La réciprocité pour arrêter le déficit
Aussi, la balance commerciale déficitaire du Royaume avec ses partenaires économiques a-t-elle été abordée. Là-dessus, le ministre a dénoncé le jeu trouble des partenaires du Maroc dans les Accords de libre-échanges. Alors que le Maroc ouvre grandement ses frontières pour accueillir leurs produits, ces derniers ne lui renvoient pas l’ascenseur. Refusant le rôle de « naïf de la mondialisation », le Maroc entend dorénavant appliquer la réciprocité. Une nette fermeté face aux pratiques déloyales de pays comme l’Egypte. La conséquence immédiate de cette réciprocité serait à l’origine des récriminations portées contre le Maroc.
Pour ceux qui se plaignent des délais et procédures de contrôle, Mezzour s’est voulu on ne peut plus clair : « je suis en charge de faire en sorte que ce qui rentre chez moi respecte des normes ». De plus « seulement 8% des importations sont soumises à des procédures de contrôle n’excédant pas trois jours ». Comme solution à ces fâcheuses situations, le ministre a invité partenaires et importateurs à faire les choses à la loyale.
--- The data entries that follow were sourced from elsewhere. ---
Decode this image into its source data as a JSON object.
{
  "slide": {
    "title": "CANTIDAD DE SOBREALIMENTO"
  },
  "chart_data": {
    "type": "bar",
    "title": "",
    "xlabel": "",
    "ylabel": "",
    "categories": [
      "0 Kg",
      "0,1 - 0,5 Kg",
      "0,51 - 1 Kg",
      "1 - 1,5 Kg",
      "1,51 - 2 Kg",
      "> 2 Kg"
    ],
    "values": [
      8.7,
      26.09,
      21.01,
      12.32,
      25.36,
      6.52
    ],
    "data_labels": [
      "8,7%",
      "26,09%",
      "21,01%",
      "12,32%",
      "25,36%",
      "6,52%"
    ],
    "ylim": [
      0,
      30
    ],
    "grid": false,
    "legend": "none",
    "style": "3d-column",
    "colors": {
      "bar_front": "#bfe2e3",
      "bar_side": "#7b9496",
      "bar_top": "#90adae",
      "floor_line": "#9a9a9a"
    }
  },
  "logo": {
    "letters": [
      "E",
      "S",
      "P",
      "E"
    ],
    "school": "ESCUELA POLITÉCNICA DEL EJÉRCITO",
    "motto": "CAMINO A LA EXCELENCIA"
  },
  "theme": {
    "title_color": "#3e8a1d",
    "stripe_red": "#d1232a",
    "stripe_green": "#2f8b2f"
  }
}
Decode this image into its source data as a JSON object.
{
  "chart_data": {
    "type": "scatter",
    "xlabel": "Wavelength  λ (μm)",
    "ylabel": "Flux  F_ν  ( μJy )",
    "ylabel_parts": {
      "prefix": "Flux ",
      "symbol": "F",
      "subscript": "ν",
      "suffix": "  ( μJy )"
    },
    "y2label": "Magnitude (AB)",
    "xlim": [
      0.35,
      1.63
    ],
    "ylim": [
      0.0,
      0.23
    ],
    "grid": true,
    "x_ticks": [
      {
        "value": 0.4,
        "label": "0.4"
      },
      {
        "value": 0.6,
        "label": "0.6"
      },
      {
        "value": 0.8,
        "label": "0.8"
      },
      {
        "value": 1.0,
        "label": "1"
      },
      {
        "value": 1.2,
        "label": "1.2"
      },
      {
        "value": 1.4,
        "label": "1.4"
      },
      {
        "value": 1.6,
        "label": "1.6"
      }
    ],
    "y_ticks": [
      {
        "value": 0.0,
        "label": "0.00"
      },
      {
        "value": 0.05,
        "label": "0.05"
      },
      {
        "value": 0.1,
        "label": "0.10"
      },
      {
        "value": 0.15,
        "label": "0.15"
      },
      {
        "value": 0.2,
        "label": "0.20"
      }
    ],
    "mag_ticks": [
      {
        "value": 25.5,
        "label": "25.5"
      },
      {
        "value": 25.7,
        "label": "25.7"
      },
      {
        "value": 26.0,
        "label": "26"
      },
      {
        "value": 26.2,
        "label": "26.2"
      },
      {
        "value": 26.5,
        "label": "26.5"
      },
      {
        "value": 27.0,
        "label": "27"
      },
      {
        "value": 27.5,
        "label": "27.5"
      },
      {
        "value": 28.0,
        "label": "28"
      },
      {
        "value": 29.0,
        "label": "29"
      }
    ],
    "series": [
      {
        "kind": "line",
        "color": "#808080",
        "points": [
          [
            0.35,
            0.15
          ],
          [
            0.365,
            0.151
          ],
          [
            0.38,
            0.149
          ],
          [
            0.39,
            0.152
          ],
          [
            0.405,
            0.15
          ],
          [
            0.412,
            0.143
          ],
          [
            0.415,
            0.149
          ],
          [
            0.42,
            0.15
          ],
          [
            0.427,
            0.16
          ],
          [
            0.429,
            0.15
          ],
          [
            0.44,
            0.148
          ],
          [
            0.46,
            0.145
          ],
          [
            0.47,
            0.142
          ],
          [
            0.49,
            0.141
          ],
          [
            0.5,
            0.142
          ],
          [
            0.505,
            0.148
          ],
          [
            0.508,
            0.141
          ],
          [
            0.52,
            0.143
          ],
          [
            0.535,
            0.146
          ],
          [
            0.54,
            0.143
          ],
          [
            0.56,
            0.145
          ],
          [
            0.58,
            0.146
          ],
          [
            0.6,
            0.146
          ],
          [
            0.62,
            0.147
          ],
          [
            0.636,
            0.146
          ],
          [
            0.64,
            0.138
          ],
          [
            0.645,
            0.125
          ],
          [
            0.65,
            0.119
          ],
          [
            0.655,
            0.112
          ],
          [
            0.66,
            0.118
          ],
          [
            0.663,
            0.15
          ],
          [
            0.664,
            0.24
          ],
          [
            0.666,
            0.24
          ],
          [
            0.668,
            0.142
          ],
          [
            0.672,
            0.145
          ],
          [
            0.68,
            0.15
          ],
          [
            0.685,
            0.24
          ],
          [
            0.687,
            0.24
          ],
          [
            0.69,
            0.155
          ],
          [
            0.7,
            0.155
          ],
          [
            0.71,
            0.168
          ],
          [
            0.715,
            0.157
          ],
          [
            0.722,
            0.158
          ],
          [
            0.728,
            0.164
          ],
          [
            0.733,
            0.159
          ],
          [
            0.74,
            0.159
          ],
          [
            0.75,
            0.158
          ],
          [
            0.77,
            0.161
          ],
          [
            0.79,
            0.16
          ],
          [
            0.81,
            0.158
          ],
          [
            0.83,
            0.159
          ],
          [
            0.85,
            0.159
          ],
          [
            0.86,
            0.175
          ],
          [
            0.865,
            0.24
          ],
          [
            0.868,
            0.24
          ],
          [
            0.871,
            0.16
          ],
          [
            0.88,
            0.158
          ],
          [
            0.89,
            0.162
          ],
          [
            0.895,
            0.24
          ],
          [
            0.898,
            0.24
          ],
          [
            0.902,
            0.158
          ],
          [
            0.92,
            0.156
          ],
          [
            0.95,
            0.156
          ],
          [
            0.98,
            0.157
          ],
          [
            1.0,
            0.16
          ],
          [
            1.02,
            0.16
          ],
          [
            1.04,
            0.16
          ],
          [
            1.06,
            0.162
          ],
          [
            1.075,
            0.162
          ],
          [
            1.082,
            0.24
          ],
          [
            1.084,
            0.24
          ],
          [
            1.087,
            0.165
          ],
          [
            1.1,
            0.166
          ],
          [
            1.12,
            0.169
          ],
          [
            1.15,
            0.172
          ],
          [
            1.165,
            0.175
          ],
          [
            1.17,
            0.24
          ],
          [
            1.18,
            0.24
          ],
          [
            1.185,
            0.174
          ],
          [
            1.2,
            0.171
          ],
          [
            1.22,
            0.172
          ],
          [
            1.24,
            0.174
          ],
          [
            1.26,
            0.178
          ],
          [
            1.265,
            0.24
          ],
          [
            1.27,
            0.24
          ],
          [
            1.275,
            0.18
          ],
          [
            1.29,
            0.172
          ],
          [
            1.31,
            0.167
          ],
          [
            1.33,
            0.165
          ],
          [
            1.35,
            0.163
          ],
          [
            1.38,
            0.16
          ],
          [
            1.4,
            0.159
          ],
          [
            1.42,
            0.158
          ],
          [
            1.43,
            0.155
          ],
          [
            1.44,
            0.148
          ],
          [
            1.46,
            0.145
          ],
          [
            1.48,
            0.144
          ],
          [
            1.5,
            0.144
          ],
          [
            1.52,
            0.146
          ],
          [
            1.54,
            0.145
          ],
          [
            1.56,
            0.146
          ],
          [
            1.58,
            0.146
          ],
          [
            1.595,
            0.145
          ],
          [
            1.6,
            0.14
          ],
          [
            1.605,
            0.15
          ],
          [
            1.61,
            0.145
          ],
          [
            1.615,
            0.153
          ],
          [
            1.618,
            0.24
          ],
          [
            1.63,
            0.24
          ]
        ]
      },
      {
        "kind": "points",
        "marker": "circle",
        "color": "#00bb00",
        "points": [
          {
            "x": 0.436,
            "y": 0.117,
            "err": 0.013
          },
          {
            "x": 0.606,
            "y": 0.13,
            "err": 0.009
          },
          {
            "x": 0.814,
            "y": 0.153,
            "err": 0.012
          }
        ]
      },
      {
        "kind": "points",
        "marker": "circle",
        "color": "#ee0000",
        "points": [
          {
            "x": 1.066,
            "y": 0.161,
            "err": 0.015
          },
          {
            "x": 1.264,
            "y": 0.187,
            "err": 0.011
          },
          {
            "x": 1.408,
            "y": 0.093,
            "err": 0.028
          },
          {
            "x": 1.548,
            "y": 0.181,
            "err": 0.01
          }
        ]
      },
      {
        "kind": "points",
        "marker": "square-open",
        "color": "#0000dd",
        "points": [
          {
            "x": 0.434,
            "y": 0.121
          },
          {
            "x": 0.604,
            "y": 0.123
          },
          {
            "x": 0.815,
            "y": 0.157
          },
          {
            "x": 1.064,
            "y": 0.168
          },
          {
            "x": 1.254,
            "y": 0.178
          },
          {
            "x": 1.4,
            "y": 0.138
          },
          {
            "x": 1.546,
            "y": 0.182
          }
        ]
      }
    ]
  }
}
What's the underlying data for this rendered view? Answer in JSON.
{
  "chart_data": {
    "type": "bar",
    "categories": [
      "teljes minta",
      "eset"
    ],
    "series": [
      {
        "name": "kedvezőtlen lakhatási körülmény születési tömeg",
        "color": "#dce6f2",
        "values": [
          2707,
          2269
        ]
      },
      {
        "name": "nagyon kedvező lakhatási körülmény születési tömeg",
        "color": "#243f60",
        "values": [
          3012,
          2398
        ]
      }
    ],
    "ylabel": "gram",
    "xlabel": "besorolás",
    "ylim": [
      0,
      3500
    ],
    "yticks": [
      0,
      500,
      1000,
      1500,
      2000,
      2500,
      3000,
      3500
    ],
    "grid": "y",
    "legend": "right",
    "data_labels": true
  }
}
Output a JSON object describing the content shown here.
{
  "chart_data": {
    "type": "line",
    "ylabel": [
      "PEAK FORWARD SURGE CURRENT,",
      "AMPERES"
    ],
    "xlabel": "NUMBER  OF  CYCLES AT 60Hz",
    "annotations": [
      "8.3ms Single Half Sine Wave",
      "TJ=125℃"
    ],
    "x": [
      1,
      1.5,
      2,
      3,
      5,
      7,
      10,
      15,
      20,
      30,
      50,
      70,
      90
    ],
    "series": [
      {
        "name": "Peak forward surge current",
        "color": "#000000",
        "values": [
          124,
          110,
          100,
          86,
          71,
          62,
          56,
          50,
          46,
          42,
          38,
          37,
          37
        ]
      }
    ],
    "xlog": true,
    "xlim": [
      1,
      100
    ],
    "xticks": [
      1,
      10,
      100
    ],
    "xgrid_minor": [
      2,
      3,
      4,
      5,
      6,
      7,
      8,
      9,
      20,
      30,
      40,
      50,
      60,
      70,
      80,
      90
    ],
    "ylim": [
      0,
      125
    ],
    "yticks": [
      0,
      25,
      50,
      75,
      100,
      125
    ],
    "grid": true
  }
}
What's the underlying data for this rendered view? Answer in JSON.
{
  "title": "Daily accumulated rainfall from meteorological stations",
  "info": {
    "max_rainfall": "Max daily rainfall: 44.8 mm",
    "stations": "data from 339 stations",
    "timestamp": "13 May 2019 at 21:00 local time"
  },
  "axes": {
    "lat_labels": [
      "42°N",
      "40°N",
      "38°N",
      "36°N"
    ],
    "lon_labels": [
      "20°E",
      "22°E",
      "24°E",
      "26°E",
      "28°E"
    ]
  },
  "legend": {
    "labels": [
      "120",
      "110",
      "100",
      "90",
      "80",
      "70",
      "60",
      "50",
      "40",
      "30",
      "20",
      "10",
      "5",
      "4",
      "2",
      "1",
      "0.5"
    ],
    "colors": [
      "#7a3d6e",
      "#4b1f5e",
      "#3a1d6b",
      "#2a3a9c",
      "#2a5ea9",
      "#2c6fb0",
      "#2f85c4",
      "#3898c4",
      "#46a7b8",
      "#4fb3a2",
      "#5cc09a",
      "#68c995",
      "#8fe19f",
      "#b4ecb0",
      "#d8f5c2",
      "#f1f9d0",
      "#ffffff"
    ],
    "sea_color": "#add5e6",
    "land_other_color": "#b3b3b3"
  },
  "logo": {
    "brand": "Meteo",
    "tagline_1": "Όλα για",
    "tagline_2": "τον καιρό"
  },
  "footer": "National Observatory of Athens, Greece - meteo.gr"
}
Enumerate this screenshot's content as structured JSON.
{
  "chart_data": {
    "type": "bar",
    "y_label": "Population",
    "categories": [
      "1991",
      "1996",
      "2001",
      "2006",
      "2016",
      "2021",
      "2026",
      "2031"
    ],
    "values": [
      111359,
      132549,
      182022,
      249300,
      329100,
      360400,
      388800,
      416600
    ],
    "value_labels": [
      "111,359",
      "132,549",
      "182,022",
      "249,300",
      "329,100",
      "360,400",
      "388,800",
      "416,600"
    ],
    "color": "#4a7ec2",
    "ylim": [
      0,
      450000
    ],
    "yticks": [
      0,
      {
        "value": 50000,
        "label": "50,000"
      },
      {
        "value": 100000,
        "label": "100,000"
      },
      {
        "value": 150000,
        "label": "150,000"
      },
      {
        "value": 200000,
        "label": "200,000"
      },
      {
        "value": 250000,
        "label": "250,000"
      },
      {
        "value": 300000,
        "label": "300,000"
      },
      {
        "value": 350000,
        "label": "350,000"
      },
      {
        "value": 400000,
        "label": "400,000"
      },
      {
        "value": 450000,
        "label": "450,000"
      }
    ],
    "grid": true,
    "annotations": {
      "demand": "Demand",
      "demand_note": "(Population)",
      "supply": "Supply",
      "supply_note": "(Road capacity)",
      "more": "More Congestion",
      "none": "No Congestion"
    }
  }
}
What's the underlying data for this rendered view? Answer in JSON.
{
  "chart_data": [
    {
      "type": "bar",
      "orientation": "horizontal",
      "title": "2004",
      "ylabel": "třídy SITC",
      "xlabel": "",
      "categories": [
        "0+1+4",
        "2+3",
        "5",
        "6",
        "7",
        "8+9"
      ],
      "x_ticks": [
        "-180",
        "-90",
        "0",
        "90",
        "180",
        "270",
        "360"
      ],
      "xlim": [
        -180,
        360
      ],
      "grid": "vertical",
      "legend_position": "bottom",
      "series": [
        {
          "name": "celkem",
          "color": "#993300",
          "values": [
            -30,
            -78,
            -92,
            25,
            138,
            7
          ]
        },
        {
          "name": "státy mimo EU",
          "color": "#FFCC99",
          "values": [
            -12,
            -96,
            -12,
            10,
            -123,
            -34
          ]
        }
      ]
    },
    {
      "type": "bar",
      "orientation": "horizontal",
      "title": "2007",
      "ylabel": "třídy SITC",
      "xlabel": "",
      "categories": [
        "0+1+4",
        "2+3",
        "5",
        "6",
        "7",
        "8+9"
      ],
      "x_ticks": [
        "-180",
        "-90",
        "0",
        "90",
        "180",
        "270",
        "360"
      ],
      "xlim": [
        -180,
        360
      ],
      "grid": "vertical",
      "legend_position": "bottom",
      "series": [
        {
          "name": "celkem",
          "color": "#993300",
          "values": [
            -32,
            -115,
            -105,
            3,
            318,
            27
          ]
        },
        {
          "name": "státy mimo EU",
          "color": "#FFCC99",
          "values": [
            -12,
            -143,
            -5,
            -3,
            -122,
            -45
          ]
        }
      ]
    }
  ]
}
Outre ces quelques déséquilibres, le ministre pense que : « les ALE sont une opportunité ».
Le ministère : un rôle pivot !
Le ministre est revenu sur certains autres sujets poignants comme la couverture des intrants demandés par des acteurs. Il a signifié qu’il existe des mécanismes d’accompagnement en ce sens. Par ailleurs, coupant net les critiques il a déploré qu’il ne pouvait se substituer aux chaînes de création de valeur privées. Ce en dépit du rôle, tout de même pivot joué par son ministère. Autre sujet, la décarbonation. Là-dessus, le ministre croit que « c’est la meilleure chose qui puisse nous arriver ». L’orientation stratégique prise par le Maroc sous l’impulsion du Roi, le potentiel inouï niveau solaire et éolien, le savoir-faire technique acquis, sont autant de facteurs qui fondent sa « certitude ». Quant aux critiques relatives à la rigidité du Dirham marocain, le ministre n’en fait pas cas. Fustigeant la volatilité monétaire de pays comme la Turquie, il trouve que « c’est du dopage malsain ».
Sur le même sujet: Ryad Mezzour, un industriel chevronné au ministère de l’Industrie et du Commerce
Pour clore, Mezzour a donné des explications rationnelles concernant la répartition équilibrée des investissements industriels sur l’ensemble du territoire, et rassuré quant à l’industrie 4.0. Stipulant sur ce dernier point qu’une moyenne de 45% du tissu industriel marocain est robotisé. Effet d’annonce ou pas, une marque de voiture 100% marocaine fera l’objet d’une annonce future, a fait savoir le ministre.
En somme c’est un Ryad Mezzour extrêmement énergique qui a brillé de mille feux lors de cet entretien. Un dynamisme et une énergie que les « stakeholders » du tissu industriel attendent jusque-là de voir imprimer sur le tissu industriel et commercial marocain.